At the database level
Every business table carries an org_id column (UUID), indexed and constrained by a foreign key to organisation(id).
All server-side queries go through store methods that systematically filter by the org_id of the current session. No code path exposes an arbitrary query; no client can force a different org_id.

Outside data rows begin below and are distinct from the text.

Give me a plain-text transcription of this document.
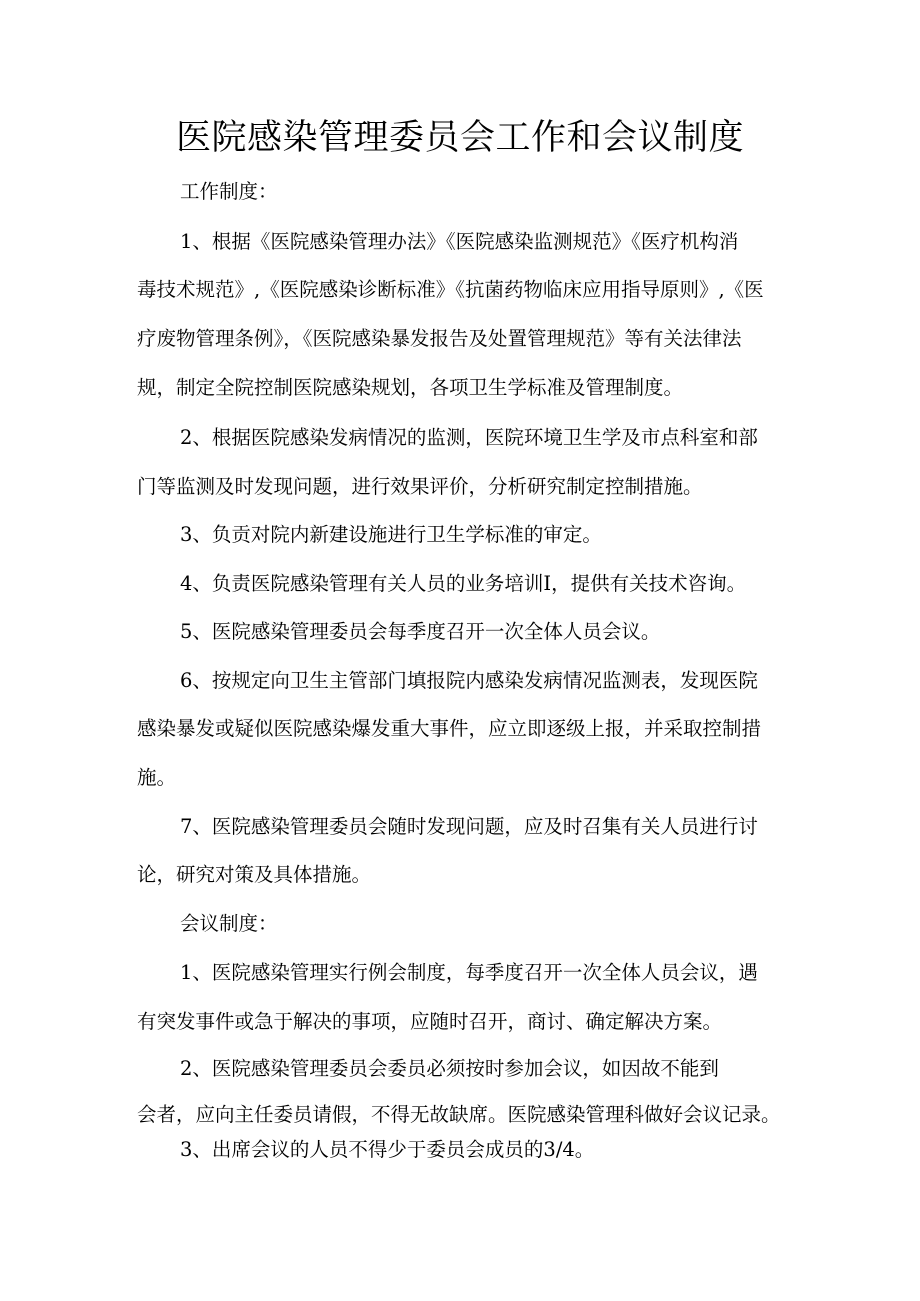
医院感染管理委员会工作和会议制度
工作制度：
1、根据《医院感染管理办法》《医院感染监测规范》《医疗机构消
毒技术规范》,《医院感染诊断标准》《抗菌药物临床应用指导原则》,《医
疗废物管理条例》，《医院感染暴发报告及处置管理规范》等有关法律法
规，制定全院控制医院感染规划，各项卫生学标准及管理制度。
2、根据医院感染发病情况的监测，医院环境卫生学及市点科室和部
门等监测及时发现问题，进行效果评价，分析研究制定控制措施。
3、负贡对院内新建设施进行卫生学标准的审定。
4、负责医院感染管理有关人员的业务培训I，提供有关技术咨询。
5、医院感染管理委员会每季度召开一次全体人员会议。
6、按规定向卫生主管部门填报院内感染发病情况监测表，发现医院
感染暴发或疑似医院感染爆发重大事件，应立即逐级上报，并采取控制措
施。
7、医院感染管理委员会随时发现问题，应及时召集有关人员进行讨
论，研究对策及具体措施。
会议制度：
1、医院感染管理实行例会制度，每季度召开一次全体人员会议，遇
有突发事件或急于解决的事项，应随时召开，商讨、确定解决方案。
2、医院感染管理委员会委员必须按时参加会议，如因故不能到
会者，应向主任委员请假，不得无故缺席。医院感染管理科做好会议记录。
3、出席会议的人员不得少于委员会成员的3/4。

For the small number of resources that can be shared across organisations (typically platform-level shared LLM accounts), an is_shared BOOLEAN NOT NULL DEFAULT FALSE column enables explicit opt-in. Rules:
- Any read is authorised with
WHERE org_id = %s OR is_shared = TRUE. - Any mutation of an
is_shared = TRUErow requires the hyperadmin role (platform operator). - Any mutation invalidates the cache globally — no per-org divergence.
At the filesystem level
Each org has its own storage root:
<data_root>/
└── orgs/
└── <org_id>/
├── fixtures/
├── uploads/
├── knowledge/
└── exchanges/
Server helpers (org_*_dir(org_id)) resolve these paths. No business code can write outside an organisation's root.
At the cache level
All application caches (LLM provider resolution, current contexts, parsed files) are per-org. When an is_shared = TRUE resource is mutated, the cache is invalidated globally — there is no window during which an org could see a stale value.
At the secrets level
Credentials (LLM keys, operator auth tokens, webhook secrets) are stored in each org's vault. They are never returned in plaintext by the API: GET routes only return has_api_key: bool.
On the Enterprise plan, the vault can be connected to HashiCorp Vault, AWS Secrets Manager or Azure Key Vault.
At the execution level
When a pipeline runs:
- Operators only have access to the external accounts declared within their org.
- LLM models are resolved in the order
own > shared (auto fallback)— always. - Attached files are only readable under the current org's root.
If an operator attempts to access a resource outside its scope, the error is explicit (OrgScopeViolation) — not a silent timeout.
Practical checklist
Whenever a new shareable resource is added, the team answers these 4 questions:
- If a second backoffice org appears, does my code behave correctly?
- If I mutate a shared row, are all per-org caches invalidated?
- Do my secrets remain strictly server-side?
- Does my GET allow other orgs' pickers to list the resource without exposing the secret?
If any answer is no, the resource is not shipped.